Un tour à la halle pour faire quelque ravitaillement frais. Il y a de beaux fruits et légumes, viande et poissons, mais tout est plus cher qu’en France et à plus forte raison qu’en Espagne Portugal. L’office du tourisme nous indique un café wifi. Nous y allons. C’est gratuit à condition de consommer. Je pourrais donc y aller bientôt.
Un appel de Laurent nous apprend que le fabricant de vérin va nous envoyer le récipient qui fuit en échange standard sous quelques jours. Nous pourrons ainsi le changer !
L’après-midi nous finissons le bricolage du tangon qui fonctionne très bien maintenant.

Le 25.09.07
Aujourd’hui peinture sur le bateau. Ça commence par le grattage des endroits où il y a un peu de rouille sur le pont. Puis nous passons du Rustol, un produit antirouille. Ça nous occupe un moment. Puis nous réfléchissons sur ma meilleure manière de changer la pompe de relevage du gasoil des réservoirs des fonds dans le réservoir journalier. Nous avons acheté une pompe, mais maintenant il faut trouver les tuyaux qui sont compatibles avec le gasoil et les réducteurs car les entrées et sorties de pompes sont en 19 et les tuyauteries de gasoil sont en 34….
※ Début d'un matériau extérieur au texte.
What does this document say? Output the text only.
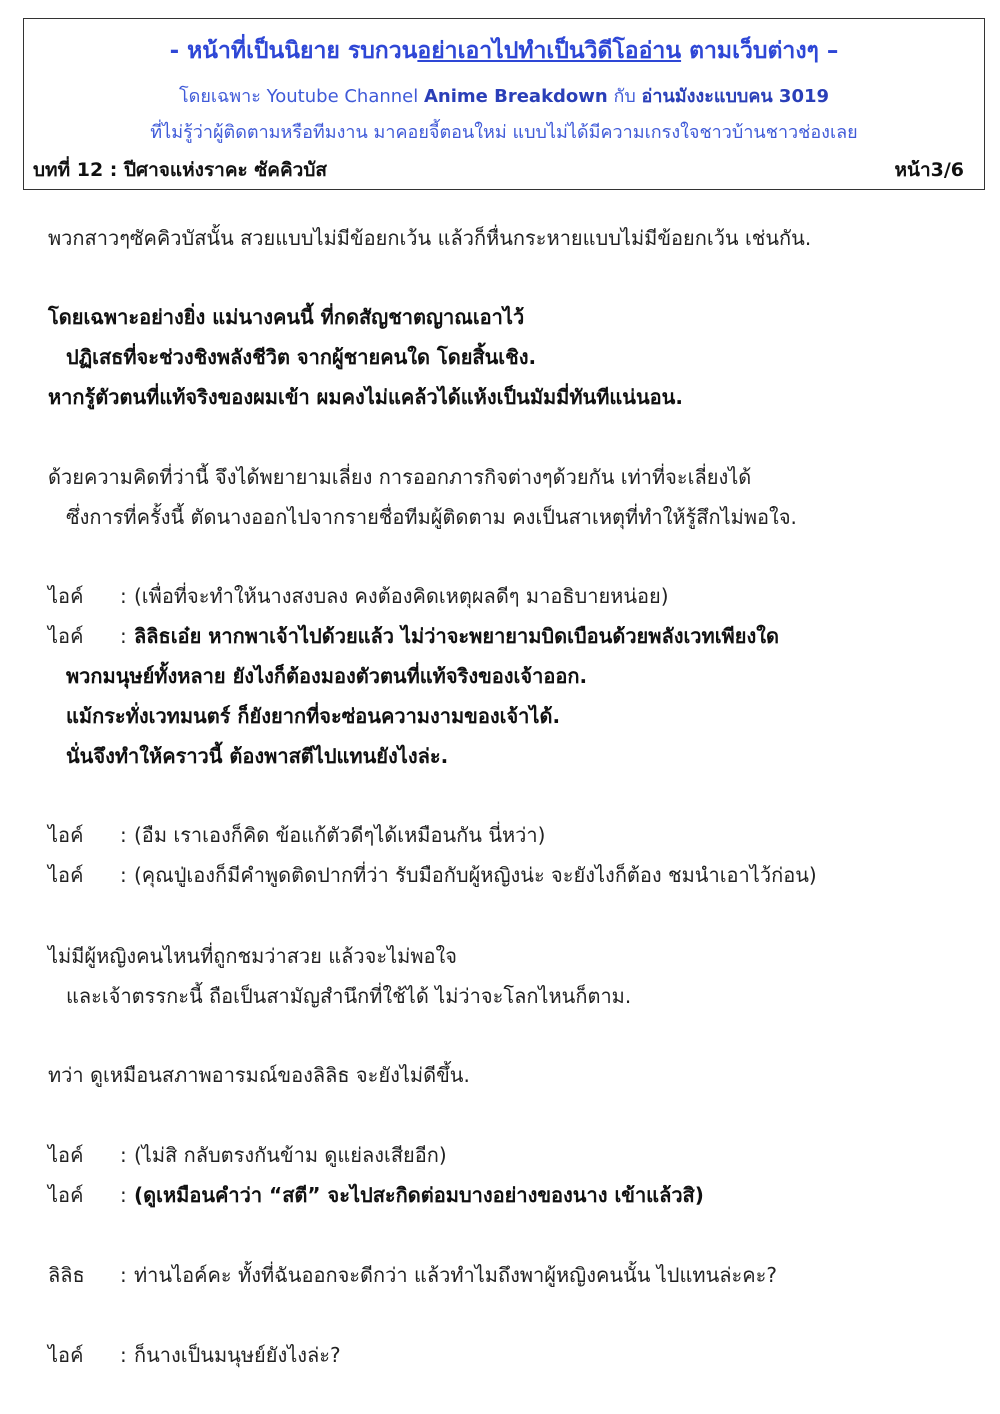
- หน้าที่เป็นนิยาย รบกวนอย่าเอาไปทำเป็นวิดีโออ่าน ตามเว็บต่างๆ –
โดยเฉพาะ Youtube Channel Anime Breakdown กับ อ่านมังงะแบบคน 3019
ที่ไม่รู้ว่าผู้ติดตามหรือทีมงาน มาคอยจี้ตอนใหม่ แบบไม่ได้มีความเกรงใจชาวบ้านชาวช่องเลย
บทที่ 12 : ปีศาจแห่งราคะ ซัคคิวบัส	หน้า3/6
พวกสาวๆซัคคิวบัสนั้น สวยแบบไม่มีข้อยกเว้น แล้วก็หื่นกระหายแบบไม่มีข้อยกเว้น เช่นกัน.
โดยเฉพาะอย่างยิ่ง แม่นางคนนี้ ที่กดสัญชาตญาณเอาไว้
ปฏิเสธที่จะช่วงชิงพลังชีวิต จากผู้ชายคนใด โดยสิ้นเชิง.
หากรู้ตัวตนที่แท้จริงของผมเข้า ผมคงไม่แคล้วได้แห้งเป็นมัมมี่ทันทีแน่นอน.
ด้วยความคิดที่ว่านี้ จึงได้พยายามเลี่ยง การออกภารกิจต่างๆด้วยกัน เท่าที่จะเลี่ยงได้
ซึ่งการที่ครั้งนี้ ตัดนางออกไปจากรายชื่อทีมผู้ติดตาม คงเป็นสาเหตุที่ทำให้รู้สึกไม่พอใจ.
ไอค์ : (เพื่อที่จะทำให้นางสงบลง คงต้องคิดเหตุผลดีๆ มาอธิบายหน่อย)
ไอค์ : ลิลิธเอ๋ย หากพาเจ้าไปด้วยแล้ว ไม่ว่าจะพยายามบิดเบือนด้วยพลังเวทเพียงใด
พวกมนุษย์ทั้งหลาย ยังไงก็ต้องมองตัวตนที่แท้จริงของเจ้าออก.
แม้กระทั่งเวทมนตร์ ก็ยังยากที่จะซ่อนความงามของเจ้าได้.
นั่นจึงทำให้คราวนี้ ต้องพาสตีไปแทนยังไงล่ะ.
ไอค์ : (อืม เราเองก็คิด ข้อแก้ตัวดีๆได้เหมือนกัน นี่หว่า)
ไอค์ : (คุณปู่เองก็มีคำพูดติดปากที่ว่า รับมือกับผู้หญิงน่ะ จะยังไงก็ต้อง ชมนำเอาไว้ก่อน)
ไม่มีผู้หญิงคนไหนที่ถูกชมว่าสวย แล้วจะไม่พอใจ
และเจ้าตรรกะนี้ ถือเป็นสามัญสำนึกที่ใช้ได้ ไม่ว่าจะโลกไหนก็ตาม.
ทว่า ดูเหมือนสภาพอารมณ์ของลิลิธ จะยังไม่ดีขึ้น.
ไอค์ : (ไม่สิ กลับตรงกันข้าม ดูแย่ลงเสียอีก)
ไอค์ : (ดูเหมือนคำว่า “สตี” จะไปสะกิดต่อมบางอย่างของนาง เข้าแล้วสิ)
ลิลิธ : ท่านไอค์คะ ทั้งที่ฉันออกจะดีกว่า แล้วทำไมถึงพาผู้หญิงคนนั้น ไปแทนล่ะคะ?
ไอค์ : ก็นางเป็นมนุษย์ยังไงล่ะ?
En fin d’après-midi nous avons un plan mais il est trop tard pour les courses.
En soirée nous nous promenons le long des quais du port. Il y a de magnifiques voiliers d’une taille imposante. Il y a aussi des monstres à moteur. Un yacht de 40 mètres, un de 35 et un autre à peine plus petit qui à l’air néanmoins bien petit à côté des autres. Il est dur d’être riche et de le paraître car il y a toujours plus riche que soi !!!
Pour le reste les bateaux sont pour la plupart des bateaux de voyage venant de Méditerranée et allant vers les Canaries et les Antilles.
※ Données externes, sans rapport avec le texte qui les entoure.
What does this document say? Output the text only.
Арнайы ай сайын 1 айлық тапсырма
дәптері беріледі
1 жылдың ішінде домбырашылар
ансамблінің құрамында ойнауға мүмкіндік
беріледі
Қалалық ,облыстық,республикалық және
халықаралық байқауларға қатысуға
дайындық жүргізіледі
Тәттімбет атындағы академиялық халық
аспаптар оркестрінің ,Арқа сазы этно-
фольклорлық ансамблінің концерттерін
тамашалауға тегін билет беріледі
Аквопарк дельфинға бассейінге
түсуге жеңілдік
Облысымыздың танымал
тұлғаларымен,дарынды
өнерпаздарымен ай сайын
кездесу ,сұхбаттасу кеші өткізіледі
Je discute un moment avec un jeune navigateur qui est parti avec son épouse et une fille de deux ans. Il a acheté un bateau en acier il y a un an et voilà quatre mois qu’il est parti du sud de la France via la Tunisie et l’Algérie. Il va vers le Brésil. Il est sympa et je suis content de discuter, de rêver à la suite du voyage, aux escales où nous nous rencontrerons.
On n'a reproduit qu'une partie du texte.